Roughly 150 people attended CJAB’s March 15 rally, including representatives from 34 organizations, according to Breadon, who said she was “very encouraged” by the movement.
“I really feel we're sending a message to Harvard that it's really important that they engage with the community and the co-creators of a resilient, inclusive and equitable neighborhood,” Breadon said.
Kevin M. Carragee, an organizer for CJAB, said Harvard’s expansion has implications for affordable housing in the neighborhood.

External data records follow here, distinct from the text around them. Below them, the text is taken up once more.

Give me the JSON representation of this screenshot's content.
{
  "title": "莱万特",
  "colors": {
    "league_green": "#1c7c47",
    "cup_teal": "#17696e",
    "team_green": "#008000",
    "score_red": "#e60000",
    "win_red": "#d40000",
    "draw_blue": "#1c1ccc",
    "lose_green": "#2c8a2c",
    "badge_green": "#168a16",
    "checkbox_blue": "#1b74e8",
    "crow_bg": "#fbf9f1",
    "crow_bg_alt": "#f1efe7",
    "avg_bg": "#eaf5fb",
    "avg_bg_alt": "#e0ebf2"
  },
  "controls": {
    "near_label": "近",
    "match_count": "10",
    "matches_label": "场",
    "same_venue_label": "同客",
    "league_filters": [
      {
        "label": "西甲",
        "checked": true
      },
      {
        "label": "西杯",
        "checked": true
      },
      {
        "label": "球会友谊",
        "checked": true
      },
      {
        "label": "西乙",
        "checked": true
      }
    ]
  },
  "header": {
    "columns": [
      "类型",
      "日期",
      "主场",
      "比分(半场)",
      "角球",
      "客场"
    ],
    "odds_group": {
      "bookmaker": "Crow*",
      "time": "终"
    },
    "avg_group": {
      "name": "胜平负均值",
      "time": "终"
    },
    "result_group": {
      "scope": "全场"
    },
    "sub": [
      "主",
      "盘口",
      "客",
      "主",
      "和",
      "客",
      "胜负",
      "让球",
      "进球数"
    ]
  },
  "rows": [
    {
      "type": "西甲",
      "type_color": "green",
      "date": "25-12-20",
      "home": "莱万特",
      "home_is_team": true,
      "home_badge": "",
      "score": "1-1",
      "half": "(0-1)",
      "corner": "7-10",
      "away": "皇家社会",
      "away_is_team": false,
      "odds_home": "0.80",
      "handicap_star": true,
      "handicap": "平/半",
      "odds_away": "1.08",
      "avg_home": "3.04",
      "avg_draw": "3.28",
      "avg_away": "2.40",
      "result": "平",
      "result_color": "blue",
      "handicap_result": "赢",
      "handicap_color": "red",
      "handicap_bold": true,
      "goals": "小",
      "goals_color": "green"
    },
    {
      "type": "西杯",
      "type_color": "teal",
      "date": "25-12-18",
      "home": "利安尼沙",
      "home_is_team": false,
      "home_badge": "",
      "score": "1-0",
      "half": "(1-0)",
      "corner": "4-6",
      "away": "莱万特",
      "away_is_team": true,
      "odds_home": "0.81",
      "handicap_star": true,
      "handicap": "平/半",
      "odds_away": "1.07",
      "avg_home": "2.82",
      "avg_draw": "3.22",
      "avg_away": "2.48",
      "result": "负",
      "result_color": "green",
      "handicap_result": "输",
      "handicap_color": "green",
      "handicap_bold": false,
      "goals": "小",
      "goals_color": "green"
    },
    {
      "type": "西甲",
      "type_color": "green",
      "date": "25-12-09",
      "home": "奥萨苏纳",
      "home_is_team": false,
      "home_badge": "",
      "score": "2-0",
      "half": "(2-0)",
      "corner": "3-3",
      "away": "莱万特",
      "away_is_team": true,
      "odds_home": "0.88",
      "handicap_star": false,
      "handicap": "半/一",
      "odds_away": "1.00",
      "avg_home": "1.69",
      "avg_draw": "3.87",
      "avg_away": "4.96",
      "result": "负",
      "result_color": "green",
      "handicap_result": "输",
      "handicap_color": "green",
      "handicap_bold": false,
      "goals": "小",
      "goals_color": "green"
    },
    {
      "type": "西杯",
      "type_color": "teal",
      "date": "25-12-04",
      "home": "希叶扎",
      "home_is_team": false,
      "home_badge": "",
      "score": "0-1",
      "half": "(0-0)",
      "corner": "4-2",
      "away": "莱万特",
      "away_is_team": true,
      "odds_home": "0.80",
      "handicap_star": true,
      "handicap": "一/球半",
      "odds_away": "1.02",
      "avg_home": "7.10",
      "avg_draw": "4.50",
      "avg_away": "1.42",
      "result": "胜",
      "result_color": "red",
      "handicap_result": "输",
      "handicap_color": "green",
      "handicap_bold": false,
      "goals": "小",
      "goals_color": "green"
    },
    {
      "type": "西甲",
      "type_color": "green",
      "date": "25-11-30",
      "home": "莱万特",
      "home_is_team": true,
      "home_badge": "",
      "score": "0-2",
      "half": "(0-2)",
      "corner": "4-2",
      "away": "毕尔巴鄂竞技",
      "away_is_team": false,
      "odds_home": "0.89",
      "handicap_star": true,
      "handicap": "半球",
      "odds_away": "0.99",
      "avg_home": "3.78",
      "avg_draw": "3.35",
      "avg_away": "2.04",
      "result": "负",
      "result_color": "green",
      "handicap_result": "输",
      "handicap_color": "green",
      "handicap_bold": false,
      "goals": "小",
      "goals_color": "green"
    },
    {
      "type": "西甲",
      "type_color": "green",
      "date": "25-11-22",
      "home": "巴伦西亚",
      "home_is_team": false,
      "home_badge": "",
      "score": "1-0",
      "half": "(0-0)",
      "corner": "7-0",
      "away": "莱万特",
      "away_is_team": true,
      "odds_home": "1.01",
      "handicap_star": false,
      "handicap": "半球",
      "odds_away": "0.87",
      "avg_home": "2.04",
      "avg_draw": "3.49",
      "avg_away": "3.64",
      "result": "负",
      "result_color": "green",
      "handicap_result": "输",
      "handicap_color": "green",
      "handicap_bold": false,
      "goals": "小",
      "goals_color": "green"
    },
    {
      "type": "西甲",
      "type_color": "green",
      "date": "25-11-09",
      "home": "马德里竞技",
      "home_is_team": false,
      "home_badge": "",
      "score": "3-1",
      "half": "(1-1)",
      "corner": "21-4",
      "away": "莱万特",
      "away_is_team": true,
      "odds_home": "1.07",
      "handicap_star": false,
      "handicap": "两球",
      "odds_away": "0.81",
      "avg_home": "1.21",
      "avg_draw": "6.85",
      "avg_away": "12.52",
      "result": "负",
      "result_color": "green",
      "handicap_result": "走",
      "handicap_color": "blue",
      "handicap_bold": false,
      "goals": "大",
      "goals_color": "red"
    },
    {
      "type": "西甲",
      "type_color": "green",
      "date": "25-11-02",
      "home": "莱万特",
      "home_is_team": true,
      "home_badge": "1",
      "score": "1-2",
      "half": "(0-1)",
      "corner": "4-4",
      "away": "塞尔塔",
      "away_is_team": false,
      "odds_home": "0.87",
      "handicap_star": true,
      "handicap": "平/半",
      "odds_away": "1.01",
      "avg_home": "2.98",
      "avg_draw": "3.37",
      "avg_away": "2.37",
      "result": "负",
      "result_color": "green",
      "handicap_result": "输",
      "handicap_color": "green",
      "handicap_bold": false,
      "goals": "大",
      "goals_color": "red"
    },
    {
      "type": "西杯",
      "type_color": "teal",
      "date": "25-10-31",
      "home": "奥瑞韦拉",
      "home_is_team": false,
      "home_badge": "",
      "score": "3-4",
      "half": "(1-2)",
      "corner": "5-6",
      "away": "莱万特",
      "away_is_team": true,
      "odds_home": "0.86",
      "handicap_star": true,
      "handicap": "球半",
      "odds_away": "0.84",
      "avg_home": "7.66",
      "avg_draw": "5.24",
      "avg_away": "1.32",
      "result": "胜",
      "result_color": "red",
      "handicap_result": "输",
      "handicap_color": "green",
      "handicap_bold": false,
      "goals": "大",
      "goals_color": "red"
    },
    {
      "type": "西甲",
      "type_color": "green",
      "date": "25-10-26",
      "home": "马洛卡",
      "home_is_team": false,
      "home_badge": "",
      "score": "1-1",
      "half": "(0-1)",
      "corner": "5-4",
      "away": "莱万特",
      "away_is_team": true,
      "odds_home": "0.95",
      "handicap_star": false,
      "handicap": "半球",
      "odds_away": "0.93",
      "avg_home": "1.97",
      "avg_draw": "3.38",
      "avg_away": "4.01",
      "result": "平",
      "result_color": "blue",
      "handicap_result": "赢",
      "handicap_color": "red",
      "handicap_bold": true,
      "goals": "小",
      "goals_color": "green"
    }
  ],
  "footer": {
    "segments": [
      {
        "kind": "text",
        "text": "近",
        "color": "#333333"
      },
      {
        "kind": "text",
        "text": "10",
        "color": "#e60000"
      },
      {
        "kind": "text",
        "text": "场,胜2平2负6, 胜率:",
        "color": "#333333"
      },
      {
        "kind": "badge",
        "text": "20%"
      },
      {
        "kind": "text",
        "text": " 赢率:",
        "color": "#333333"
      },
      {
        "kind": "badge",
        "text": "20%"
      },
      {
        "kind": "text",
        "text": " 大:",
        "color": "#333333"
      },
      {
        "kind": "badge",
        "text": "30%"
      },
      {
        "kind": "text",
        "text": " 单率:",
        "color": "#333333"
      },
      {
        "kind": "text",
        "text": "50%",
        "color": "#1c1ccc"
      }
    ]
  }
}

“The housing crisis in the city of Boston is influenced by a whole set of actors, very complex actors,” Carragee said. “But does Harvard play a contributing role to the housing crisis in the city and in this neighborhood? The answer is yes: by its expansive purchases of land, by its land banking, and by its failure to house more of its graduate students.”
“The coalition has no problem with the ERC being transformative for Harvard and Tishman,” he added. “We have a problem that their proposal right now is not transformative for the Allston-Brighton community.”
University spokesperson Brigid O’Rourke wrote in an emailed statement that the school is “grateful” for feedback from Allston-Brighton residents and elected officials, reiterating Harvard’s pledges to the neighborhood.
“As noted in the letter from February 23, we’re proud to have refined and extended our commitments in planning, zoning, and community needs, as well as significant contributions to affordable housing and homeownership; sustainability, resilience, and open space; mobility and transportation; and in workforce development focused on jobs for residents, particularly in emerging life science and technology fields,” she wrote.
But Carragee argued that Harvard’s development model contradicts its “social justice mission.”
“I've read President Bacow’s evocative speeches and statements and other Harvard administrators’ about the social justice mission of Harvard and how Harvard takes it so seriously. The coalition takes it seriously, too. Live up to the standard that you defined, not that we're assigning to you,” he said. “Words matter. Commitments matter.”
“The Harvard administration should know that we’re willing to run a marathon on this,” he added. “And we’re in shape to do it.”